As I was watching the video, it struck me that the mood aligns pretty well with what’s going on in the US right now: economic turbulence, political discord, and some rather disastrous foreign policies.

Of course the clothes and the hair are different.

What good is Mormonism?

June 18, 2008

Critics like me spend a lot of time talking about what doesn’t work in the LDS church and what isn’t true, but I suspect that most of us find a lot to admire in Mormonism. Here’s my list. What do you find that is positive in the LDS church?

– Focus on education. I grew up knowing I was expected to go to college, and I was taught in church and at home that learning is its own end. I’m grateful for that.

– Opportunities for speaking. I received a promotion back in Texas because I was the only person in my department who wasn’t afraid to speak in public. That comes from years of speaking and teaching in church, as well as missionary work.

– Work ethic. I was taught to work hard, and two years in Bolivia taught me how to do it consistently.

– Community. I always felt (and still do) part of a community of people who all wanted to serve God the best way we could.

– Appreciation for ancestors. I know a lot more about my ancestors and their lives because of the church’s emphasis on family history. It’s still one of my passions in life.

-Charity. I have been in so many people’s homes giving service, and I have had a lot of opportunities to make a real difference, such as in cleaning up after two hurricanes.

– The worth of souls. The church’s teaching that every person is a valued child of God has helped me try to treat others with kindness and compassion, no matter who they are.

– Commitment to truth. Mormonism taught me that finding and following truth is paramount in life.

Fault Finding

June 17, 2008

Someone I know has long chastised me for having an “uncharitable” attitude toward the LDS church and its leaders, and I have often wondered how much truth there is in that. I look back and think that I’ve tried very hard to be charitable and kind towards others, including my church.

In fact, I have kind of a major character flaw in this regard. I have a hard time imagining that other people don’t always want to do what is good and right.

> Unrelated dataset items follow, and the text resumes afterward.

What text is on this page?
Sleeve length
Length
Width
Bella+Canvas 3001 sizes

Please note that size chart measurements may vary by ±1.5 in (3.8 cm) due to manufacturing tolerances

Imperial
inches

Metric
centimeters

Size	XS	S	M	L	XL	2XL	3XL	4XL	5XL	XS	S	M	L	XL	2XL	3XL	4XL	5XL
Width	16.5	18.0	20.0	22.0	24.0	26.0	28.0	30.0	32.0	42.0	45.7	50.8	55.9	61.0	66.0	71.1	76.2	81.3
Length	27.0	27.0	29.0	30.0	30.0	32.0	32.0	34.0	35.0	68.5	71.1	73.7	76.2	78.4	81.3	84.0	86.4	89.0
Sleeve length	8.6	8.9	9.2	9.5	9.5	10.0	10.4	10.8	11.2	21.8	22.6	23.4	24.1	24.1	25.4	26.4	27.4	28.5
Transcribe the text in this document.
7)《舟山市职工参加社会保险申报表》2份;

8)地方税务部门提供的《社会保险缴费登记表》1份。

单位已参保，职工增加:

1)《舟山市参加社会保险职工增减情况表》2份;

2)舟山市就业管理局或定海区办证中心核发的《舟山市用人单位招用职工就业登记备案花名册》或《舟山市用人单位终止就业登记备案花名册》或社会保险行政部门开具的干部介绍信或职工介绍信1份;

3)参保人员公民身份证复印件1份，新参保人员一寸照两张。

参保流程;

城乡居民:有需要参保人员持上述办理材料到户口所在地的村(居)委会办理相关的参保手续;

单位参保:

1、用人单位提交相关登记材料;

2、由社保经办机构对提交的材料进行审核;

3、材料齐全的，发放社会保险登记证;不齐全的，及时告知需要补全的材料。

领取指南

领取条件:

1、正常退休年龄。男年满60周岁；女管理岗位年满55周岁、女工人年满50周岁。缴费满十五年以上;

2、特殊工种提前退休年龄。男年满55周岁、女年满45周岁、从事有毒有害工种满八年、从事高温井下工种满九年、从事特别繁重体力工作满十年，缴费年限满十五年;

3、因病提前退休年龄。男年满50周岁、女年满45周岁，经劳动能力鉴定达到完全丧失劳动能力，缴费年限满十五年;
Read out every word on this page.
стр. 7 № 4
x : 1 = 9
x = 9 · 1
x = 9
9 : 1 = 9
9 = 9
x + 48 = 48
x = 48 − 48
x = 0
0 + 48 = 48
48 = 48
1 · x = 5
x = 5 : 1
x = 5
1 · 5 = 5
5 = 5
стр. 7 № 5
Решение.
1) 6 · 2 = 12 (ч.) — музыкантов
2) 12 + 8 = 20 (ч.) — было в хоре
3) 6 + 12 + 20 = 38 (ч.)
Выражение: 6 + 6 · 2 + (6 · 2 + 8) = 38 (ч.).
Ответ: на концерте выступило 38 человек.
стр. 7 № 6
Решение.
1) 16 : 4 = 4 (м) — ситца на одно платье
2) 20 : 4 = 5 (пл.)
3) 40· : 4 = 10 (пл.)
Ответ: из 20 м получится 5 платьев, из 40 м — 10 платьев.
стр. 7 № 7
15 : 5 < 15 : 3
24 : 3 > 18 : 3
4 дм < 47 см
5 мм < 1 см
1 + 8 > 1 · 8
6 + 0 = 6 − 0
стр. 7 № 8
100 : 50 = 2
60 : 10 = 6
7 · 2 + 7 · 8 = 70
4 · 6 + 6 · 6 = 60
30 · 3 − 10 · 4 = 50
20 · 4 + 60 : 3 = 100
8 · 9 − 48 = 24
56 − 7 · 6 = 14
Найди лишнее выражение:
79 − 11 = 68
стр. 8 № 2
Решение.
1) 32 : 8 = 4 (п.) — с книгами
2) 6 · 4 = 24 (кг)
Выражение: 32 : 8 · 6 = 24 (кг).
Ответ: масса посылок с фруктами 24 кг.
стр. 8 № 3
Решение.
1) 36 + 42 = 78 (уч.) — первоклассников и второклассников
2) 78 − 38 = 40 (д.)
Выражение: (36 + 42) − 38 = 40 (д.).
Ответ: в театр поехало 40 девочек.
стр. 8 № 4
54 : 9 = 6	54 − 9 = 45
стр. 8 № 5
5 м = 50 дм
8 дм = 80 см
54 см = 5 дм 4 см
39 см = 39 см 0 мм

I sometimes think that, even in doing evil, people rationalize that they are doing what is right. It has taken a lifetime to stop fooling myself into believing the best about people.

So, as far as the LDS church goes, I expect the same thing: I think most church members and leaders are trying to do the right and good thing, and I’m surprised and disappointed when they don’t. But I try not to hold a grudge.

Ironically, the one person I am hardest on is me. I do hold grudges against myself, if that makes sense. When I make a mistake (and I make mistakes all the time), I really get down on myself and have a hard time forgiving myself. And when I screw up again, I forget that I even made an effort to be better.

This constant self-flagellation isn’t very healthy, and it took a near-suicide to make me rethink what I was doing. Since that time (almost a year ago), I have been better at forgiving myself and giving myself the benefit of the doubt. I know deep down that I am trying to do what is good and right, but I don’t always succeed.

What I need to do is to allow myself to fail and then get back up and do better the next time. I need to treat myself more “charitably.” Then I can work on being more charitable to others.


June 17, 2008

I heard this morning that the first same-sex marriages have been performed in California since the court ruling invalidating the ban enacted a while back.

I’ve heard all the arguments pro and con, but to my mind, if people want to solemnize their commitment to each other, that’s a positive thing, and they should be commended for doing so. The idea that gay people should be encouraged not to be in stable, committed relationships is absurd on the face of it.

So, in this brief post, let me congratulate those who have waited a very long time for this day.